EN : Comment avais-tu pris connaissance de ce programme, d’autant qu’il s’agissait de la toute première session ? Quelles étaient tes attentes par rapport à ce programme ? Est-ce que tu en as des souvenirs ?
CBF : À l’issue de mes études en Histoire de l’art à l’École du Louvre, j’avais l’impression d’être en complet décalage par rapport à ce qui était mon intention, c’est-à-dire avoir une introduction à l’art contemporain, comprendre quels en étaient les enjeux, comment on montait des expositions, comment fait-on ? Bernard Blistène qui était mon professeur à l’École du Louvre, m’avait parlé de l’École du Magasin. Mon autre professeur, Serge Lemoine, était absolument contre l’idée que je fasse l’École du Magasin. Cet antagonisme entre les deux m’avait déjà fait comprendre qu’il y avait plusieurs familles dans le milieu de l’art contemporain, entre ceux qui regardent derrière eux et ceux qui regardent devant eux. Bernard Blistène nous permettait de regarder devant nous. Par ailleurs, j’avais travaillé comme assistante de l’exposition de Pistoletto au PS1 à New York. Michelangelo Pistoletto a été l’un des artistes qui avait exposé au Magasin et il me recommandait de faire cette formation : « Cécile, c’est une opportunité extraordinaire, tu dois absolument présenter ta candidature. » C’est comme ça que j’y suis entrée.
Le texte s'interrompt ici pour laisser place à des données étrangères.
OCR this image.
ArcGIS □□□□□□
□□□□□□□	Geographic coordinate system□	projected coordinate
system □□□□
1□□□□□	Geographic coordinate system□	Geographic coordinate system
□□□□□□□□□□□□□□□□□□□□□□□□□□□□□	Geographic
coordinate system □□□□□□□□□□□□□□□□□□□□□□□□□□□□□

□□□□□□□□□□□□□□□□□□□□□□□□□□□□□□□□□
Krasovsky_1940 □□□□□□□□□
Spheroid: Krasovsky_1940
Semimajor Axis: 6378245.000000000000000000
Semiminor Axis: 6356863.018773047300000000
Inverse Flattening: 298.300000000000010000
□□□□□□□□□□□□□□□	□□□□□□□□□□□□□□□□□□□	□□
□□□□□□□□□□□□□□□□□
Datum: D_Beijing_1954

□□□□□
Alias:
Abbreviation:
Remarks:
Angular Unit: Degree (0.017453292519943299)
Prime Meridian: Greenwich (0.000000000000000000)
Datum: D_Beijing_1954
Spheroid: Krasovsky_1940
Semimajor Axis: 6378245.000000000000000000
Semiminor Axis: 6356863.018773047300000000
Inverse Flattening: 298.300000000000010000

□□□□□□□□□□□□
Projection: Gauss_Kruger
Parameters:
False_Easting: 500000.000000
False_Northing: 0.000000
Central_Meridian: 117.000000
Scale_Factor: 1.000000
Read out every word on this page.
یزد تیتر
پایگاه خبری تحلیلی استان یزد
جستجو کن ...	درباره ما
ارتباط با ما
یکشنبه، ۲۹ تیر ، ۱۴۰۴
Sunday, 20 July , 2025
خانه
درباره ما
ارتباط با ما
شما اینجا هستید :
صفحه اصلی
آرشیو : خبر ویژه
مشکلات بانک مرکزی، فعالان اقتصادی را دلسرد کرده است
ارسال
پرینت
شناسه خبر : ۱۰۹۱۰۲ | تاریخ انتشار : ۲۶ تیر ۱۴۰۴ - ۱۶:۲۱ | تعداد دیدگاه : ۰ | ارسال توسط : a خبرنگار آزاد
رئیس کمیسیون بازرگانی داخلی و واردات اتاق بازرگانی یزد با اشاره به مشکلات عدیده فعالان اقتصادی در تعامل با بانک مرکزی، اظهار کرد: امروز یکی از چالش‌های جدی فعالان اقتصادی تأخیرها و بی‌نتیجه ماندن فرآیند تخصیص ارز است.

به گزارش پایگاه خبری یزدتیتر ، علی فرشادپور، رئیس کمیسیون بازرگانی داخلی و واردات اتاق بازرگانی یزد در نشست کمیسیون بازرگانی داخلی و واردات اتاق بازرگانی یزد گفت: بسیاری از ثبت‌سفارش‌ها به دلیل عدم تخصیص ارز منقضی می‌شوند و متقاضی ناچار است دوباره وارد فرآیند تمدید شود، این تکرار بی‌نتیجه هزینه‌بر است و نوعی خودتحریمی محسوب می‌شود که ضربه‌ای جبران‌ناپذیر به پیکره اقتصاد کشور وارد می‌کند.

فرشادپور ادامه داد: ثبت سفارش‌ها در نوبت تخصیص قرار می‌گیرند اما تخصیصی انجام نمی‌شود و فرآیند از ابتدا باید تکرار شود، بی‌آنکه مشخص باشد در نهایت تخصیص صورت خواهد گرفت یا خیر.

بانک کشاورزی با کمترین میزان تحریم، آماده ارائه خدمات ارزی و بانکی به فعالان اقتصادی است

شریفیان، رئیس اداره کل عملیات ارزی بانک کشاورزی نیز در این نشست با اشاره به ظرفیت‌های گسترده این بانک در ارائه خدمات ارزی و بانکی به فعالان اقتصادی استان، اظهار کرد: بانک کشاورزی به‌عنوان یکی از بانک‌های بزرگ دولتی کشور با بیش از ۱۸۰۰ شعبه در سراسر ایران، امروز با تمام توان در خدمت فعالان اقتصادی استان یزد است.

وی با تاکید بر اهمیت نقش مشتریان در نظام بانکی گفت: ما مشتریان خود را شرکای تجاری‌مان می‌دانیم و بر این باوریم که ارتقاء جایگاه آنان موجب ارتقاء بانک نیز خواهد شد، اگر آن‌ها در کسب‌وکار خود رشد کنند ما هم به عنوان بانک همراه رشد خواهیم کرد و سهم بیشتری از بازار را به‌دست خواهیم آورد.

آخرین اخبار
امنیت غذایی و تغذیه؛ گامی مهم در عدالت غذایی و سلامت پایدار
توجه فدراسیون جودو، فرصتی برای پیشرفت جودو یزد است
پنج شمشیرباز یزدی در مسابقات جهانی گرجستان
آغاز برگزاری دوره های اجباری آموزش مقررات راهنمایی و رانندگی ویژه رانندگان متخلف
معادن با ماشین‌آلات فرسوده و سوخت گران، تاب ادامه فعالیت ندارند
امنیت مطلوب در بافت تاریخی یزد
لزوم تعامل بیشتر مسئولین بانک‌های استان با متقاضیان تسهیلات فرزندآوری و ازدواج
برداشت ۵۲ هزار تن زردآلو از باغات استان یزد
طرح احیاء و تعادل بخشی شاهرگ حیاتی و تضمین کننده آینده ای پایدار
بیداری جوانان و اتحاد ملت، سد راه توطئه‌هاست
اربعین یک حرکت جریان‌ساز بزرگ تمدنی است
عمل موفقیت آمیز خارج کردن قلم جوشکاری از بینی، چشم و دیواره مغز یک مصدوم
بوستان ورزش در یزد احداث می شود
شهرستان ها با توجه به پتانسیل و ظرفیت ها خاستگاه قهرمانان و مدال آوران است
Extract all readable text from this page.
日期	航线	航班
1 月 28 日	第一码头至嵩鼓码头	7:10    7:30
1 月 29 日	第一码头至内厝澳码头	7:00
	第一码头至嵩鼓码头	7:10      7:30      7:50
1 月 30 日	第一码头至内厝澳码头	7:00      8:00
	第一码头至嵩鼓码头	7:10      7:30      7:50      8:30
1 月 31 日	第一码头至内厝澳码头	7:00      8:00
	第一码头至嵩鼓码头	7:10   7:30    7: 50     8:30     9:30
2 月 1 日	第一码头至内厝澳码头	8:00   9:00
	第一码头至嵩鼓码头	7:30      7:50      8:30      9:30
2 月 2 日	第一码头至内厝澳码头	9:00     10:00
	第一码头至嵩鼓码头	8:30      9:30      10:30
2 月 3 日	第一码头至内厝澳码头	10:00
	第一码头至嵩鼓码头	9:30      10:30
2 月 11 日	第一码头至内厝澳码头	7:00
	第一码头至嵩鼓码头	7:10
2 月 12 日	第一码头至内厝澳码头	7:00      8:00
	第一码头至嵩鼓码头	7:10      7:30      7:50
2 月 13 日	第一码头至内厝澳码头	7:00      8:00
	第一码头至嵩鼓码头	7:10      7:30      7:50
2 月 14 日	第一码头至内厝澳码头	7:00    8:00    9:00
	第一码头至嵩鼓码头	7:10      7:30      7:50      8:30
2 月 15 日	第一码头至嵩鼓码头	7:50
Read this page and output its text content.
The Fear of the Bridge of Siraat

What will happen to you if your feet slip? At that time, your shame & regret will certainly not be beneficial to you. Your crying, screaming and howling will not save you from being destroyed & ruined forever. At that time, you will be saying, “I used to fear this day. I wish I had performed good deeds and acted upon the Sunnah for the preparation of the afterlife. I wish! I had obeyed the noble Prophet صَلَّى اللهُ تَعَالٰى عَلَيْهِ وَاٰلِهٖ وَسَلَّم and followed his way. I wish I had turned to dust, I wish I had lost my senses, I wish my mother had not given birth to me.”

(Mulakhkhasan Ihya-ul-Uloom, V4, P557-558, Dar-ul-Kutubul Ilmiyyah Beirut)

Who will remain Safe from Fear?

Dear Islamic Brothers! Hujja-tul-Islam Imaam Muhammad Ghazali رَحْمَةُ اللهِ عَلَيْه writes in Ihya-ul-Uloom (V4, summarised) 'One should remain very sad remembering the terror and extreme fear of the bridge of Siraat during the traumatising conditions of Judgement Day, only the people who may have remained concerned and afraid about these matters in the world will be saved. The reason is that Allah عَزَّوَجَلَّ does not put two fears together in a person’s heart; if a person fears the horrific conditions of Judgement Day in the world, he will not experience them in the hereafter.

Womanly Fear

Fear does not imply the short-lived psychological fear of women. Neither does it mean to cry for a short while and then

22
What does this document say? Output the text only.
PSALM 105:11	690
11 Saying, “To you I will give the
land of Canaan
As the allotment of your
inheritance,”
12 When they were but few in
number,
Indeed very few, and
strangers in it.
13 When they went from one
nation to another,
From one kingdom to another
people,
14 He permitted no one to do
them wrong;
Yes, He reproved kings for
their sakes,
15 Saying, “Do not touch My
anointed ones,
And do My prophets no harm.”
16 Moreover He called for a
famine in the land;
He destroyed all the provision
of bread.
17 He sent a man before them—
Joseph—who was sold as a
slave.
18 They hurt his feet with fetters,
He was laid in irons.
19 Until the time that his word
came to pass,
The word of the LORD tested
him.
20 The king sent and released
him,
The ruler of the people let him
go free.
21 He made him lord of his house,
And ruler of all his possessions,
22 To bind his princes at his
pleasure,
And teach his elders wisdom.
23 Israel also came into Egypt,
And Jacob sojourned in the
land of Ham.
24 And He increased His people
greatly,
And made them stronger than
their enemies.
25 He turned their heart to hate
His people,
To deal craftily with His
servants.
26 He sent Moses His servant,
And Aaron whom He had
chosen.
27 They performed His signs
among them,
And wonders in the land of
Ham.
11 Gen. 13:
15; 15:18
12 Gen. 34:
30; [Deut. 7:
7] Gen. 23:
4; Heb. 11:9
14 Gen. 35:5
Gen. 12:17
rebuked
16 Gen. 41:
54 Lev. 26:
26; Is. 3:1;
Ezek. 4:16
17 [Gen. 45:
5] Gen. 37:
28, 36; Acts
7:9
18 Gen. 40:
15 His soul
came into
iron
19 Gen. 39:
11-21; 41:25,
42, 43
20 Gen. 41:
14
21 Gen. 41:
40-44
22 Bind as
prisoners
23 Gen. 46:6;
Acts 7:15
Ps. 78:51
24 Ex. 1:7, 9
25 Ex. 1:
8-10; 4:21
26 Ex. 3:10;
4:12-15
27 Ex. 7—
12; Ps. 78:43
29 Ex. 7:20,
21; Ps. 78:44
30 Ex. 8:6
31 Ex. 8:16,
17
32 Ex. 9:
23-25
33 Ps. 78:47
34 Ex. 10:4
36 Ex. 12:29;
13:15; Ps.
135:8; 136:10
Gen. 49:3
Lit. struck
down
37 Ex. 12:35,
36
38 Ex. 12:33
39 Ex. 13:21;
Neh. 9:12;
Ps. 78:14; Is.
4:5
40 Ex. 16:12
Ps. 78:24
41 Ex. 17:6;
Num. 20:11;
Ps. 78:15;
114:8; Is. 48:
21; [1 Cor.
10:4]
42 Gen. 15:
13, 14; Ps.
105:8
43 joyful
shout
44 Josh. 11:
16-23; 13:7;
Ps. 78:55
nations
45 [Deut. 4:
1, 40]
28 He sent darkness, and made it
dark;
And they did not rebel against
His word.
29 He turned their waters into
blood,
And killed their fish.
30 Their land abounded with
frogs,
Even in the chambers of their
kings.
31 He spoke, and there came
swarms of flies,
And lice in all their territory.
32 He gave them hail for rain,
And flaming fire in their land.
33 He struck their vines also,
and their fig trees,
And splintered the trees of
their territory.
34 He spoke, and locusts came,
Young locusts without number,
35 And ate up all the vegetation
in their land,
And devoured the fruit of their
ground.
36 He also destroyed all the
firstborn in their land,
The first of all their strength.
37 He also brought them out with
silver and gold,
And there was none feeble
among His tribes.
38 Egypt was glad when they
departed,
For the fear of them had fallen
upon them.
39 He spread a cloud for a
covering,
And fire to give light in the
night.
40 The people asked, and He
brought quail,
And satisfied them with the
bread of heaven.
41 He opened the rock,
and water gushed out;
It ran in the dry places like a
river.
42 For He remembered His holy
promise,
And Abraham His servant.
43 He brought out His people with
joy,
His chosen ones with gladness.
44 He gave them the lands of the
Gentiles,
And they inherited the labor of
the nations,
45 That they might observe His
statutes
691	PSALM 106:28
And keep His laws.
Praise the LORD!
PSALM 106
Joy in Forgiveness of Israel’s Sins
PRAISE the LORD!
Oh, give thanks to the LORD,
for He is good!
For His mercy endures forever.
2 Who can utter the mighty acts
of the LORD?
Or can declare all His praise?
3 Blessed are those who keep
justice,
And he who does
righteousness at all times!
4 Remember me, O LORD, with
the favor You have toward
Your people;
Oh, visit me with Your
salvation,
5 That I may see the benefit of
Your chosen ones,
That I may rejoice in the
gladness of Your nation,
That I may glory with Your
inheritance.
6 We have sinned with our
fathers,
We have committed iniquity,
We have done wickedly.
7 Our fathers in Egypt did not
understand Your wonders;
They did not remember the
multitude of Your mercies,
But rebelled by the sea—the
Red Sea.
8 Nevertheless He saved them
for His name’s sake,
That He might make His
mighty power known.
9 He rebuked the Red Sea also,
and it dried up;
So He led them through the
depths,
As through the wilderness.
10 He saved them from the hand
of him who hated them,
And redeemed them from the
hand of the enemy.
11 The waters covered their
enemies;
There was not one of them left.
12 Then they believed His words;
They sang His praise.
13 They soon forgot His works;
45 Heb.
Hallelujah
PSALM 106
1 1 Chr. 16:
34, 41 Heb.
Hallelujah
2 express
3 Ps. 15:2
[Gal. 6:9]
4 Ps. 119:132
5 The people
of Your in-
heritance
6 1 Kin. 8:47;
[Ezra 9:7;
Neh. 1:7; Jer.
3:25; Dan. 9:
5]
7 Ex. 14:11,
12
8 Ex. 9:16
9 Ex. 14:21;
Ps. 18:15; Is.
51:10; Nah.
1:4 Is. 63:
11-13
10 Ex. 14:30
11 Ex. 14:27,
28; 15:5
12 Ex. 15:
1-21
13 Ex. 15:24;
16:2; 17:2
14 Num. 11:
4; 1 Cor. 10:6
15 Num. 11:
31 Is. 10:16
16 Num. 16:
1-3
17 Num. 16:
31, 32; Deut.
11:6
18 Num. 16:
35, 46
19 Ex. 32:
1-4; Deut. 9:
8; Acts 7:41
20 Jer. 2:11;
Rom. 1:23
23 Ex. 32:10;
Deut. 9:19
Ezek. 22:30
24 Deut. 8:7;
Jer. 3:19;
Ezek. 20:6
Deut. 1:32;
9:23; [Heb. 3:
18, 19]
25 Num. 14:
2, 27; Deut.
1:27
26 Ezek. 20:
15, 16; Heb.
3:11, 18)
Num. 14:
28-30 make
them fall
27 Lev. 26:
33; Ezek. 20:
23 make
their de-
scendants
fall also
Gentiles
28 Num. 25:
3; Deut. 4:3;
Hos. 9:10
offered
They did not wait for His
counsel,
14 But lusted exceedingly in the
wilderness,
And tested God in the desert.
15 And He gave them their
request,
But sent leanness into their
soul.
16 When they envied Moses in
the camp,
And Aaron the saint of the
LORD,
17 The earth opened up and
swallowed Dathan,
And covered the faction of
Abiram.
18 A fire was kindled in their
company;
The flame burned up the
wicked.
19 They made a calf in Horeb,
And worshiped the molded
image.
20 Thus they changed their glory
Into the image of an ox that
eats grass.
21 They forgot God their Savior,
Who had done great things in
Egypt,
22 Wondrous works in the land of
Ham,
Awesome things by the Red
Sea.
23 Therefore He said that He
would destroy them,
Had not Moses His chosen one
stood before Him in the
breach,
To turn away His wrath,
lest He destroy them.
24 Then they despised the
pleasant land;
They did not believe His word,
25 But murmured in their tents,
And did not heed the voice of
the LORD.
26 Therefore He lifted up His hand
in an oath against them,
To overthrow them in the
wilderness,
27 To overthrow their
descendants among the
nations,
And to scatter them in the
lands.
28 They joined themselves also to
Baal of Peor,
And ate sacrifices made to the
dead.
Jacques Guillot et Victoire Dubruel ont été également important dans cette décision. Victoire s’occupait de la communication du Magasin. L’idée de cette formation était calquée sur celle du Whitney Program aux États-Unis. Pour moi, cela avait beaucoup de résonance, même si je n’y connaissais franchement pas grand-chose. Je me suis dit : pourquoi pas, dans la mesure où il était question pendant dix mois, d’avoir une formation même si au grand dam de mes parents, elle n’était pas diplômante. Cette formation me semblait être au plus proche des gens qui, professionnellement, avaient permis de changer le rapport à l’art contemporain et j’avais donc bien saisi que c’était là où je devais aller.
Jacques et Victoire étaient généreux et pédagogues. Ils étaient aussi très clairs sur le fait que cette formation en était à son “année zéro”, l’année de tous les possibles, de tous les dangers et bien sûr, de toutes les hésitations. Ils misaient beaucoup sur nous, sur notre capacité à travailler entre nous. Il y avait déjà des affinités électives dans lesquelles je ne me retrouvais pas toujours. Ce qui n’empêche pas que j’ai énormément appris des un.e.s et des autres et que nous avons composé ensemble un groupe certes hétérogène, mais intéressant.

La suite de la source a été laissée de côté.